Abadijaya News :  Presiden terpilih Joko Widodo bisa menjalankan program pengendalian penyaluran Bahan Bakar Minyak (BBM) subsidi. Opsi ini bisa diambil jika Jokowi ogah menaikkan harga BBM subsidi. "Seandainya tidak ada penaikan BBM, mari kita lanjutkan pengendalian. Puasa dulu deh," kata Wakil Menteri Energi dan Sumber Daya Mineral Susilo Siswoutomo, di Jakarta, Rabu (10/9).

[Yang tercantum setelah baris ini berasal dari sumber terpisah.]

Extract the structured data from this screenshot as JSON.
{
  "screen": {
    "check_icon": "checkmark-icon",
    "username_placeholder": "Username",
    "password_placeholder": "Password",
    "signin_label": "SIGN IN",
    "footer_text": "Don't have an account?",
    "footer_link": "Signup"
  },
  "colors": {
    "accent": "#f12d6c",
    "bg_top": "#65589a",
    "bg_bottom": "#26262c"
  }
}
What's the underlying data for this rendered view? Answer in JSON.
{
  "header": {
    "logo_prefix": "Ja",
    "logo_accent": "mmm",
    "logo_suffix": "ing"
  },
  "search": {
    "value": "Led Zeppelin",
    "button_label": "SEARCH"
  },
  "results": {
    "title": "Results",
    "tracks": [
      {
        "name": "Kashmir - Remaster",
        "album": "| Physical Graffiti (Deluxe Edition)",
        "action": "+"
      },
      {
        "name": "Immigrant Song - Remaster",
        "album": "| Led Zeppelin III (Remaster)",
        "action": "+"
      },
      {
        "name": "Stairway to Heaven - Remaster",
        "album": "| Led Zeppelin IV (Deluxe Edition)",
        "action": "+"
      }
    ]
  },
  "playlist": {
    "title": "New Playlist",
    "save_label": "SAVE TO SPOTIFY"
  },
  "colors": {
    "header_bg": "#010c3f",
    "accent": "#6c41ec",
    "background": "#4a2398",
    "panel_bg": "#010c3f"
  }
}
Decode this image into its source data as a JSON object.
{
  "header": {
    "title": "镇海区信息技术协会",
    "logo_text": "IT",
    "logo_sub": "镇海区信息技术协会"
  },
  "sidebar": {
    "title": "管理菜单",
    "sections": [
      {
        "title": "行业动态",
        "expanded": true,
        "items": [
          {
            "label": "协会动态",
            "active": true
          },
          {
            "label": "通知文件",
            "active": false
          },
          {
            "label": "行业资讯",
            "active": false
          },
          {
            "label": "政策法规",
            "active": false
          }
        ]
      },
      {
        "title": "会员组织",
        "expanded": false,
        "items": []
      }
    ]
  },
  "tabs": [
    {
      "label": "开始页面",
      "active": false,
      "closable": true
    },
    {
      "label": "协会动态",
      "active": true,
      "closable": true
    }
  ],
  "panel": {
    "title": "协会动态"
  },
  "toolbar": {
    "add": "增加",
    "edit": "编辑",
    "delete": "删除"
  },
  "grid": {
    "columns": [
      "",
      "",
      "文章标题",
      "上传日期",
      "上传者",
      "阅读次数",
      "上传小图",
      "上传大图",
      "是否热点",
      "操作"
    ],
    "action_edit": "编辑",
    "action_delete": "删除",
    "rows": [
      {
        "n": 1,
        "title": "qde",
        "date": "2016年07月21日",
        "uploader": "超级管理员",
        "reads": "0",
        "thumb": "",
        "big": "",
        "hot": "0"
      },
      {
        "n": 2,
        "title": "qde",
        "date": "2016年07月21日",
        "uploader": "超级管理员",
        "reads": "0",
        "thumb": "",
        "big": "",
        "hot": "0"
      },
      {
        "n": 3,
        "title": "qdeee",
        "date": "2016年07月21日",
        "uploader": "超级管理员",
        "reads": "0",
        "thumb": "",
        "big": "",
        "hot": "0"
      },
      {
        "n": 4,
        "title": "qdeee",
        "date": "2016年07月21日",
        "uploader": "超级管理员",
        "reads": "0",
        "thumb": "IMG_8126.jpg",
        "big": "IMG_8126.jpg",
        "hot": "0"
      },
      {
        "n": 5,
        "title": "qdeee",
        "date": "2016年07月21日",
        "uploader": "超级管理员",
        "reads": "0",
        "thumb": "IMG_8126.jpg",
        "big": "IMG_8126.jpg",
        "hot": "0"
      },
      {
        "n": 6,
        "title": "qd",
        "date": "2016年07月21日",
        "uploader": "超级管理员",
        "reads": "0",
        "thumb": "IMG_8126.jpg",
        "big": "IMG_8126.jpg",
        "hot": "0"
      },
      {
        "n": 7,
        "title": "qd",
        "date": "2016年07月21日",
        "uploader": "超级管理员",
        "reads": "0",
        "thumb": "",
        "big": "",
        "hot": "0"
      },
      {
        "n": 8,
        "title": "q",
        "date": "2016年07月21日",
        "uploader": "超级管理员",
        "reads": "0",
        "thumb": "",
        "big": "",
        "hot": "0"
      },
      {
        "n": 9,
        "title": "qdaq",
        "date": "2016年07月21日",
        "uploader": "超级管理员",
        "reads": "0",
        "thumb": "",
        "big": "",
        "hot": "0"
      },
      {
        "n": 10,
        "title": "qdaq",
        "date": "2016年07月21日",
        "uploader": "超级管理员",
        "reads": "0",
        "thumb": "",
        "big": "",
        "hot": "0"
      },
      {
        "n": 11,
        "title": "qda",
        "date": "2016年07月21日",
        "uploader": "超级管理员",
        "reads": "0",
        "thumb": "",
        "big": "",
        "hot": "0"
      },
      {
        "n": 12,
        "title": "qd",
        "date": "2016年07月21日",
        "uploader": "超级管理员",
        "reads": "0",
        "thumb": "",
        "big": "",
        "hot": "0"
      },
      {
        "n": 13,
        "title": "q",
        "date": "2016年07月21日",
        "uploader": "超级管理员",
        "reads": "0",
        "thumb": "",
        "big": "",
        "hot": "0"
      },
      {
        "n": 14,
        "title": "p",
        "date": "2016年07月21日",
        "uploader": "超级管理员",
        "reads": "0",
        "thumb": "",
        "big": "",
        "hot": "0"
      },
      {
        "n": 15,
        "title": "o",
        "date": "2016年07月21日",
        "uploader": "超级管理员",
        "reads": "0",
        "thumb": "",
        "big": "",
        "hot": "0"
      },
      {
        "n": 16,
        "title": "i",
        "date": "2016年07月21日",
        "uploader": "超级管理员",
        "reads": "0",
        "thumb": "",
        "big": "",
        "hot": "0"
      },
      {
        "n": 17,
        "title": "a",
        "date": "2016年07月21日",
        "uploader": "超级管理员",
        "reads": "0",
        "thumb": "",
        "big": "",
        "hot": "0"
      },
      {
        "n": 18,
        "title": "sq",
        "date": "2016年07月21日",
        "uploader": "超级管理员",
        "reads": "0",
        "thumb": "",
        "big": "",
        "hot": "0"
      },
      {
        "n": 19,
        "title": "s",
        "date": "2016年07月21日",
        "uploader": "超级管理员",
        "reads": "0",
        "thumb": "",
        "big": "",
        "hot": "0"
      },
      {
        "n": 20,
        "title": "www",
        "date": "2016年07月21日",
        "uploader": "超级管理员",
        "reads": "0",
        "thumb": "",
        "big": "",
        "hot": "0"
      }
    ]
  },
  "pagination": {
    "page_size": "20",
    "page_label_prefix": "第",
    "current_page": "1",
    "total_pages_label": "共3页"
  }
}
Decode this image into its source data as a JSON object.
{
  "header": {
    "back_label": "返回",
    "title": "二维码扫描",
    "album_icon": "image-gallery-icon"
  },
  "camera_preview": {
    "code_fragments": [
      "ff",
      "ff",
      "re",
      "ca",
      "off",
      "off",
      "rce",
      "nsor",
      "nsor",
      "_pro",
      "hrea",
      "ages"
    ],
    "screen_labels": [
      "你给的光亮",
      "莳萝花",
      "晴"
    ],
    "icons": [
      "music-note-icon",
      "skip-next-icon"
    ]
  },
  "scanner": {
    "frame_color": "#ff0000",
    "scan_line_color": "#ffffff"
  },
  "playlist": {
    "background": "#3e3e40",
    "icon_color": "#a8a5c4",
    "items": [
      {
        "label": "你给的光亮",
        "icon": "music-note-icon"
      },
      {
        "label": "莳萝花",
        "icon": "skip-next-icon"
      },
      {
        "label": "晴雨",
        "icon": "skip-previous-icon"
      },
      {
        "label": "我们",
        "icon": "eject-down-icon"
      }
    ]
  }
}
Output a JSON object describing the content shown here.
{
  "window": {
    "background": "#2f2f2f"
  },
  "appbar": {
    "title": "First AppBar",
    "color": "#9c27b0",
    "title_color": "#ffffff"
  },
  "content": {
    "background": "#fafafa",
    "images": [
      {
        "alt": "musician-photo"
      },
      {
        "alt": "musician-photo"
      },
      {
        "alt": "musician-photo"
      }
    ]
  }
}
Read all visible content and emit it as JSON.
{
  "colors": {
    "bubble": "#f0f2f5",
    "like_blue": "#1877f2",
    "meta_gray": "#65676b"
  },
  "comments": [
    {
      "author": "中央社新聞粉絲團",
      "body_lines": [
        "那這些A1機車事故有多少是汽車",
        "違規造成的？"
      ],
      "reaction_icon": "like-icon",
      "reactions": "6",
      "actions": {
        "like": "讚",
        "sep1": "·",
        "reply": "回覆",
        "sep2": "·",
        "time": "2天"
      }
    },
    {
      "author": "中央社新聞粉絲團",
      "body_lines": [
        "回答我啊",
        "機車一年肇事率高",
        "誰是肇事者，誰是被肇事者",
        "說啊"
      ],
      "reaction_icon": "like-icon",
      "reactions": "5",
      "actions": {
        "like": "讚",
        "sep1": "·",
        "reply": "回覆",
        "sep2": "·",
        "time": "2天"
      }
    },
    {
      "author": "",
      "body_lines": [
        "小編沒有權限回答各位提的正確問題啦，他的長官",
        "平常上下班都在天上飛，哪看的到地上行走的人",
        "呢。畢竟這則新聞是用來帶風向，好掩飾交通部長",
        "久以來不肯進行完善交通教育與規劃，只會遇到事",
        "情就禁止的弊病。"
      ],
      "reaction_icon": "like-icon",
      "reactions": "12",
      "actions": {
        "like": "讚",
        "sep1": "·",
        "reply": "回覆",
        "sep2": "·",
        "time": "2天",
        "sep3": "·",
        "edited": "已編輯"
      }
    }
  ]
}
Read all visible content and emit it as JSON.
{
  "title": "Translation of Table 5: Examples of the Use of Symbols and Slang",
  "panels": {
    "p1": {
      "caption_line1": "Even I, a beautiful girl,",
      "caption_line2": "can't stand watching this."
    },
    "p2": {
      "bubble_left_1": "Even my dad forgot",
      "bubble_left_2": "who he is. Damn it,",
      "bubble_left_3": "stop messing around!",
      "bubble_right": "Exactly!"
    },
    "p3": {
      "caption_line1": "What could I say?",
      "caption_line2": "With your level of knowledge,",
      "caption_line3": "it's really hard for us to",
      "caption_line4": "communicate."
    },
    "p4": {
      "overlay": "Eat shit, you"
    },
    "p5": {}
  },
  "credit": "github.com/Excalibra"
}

Menurutnya, Jokowi bisa langsung menjalankan program pengendalian BBM subsidi selepas pelantikan dirinya menjadi presiden Indonesia 2014-2019. Sebagai awalan, pengendalian cukup dilaksanakan di Jawa, Bali, dan Sumatera.

Tiga pulau ini mengonsumsi 70 persen BBM subsidi. Jika pengendalian dilakukan, maka pemerintah bisa menghemat BBM subsidi sebanyak 1 juta kiloliter dalam dua bulan terakhir 2014.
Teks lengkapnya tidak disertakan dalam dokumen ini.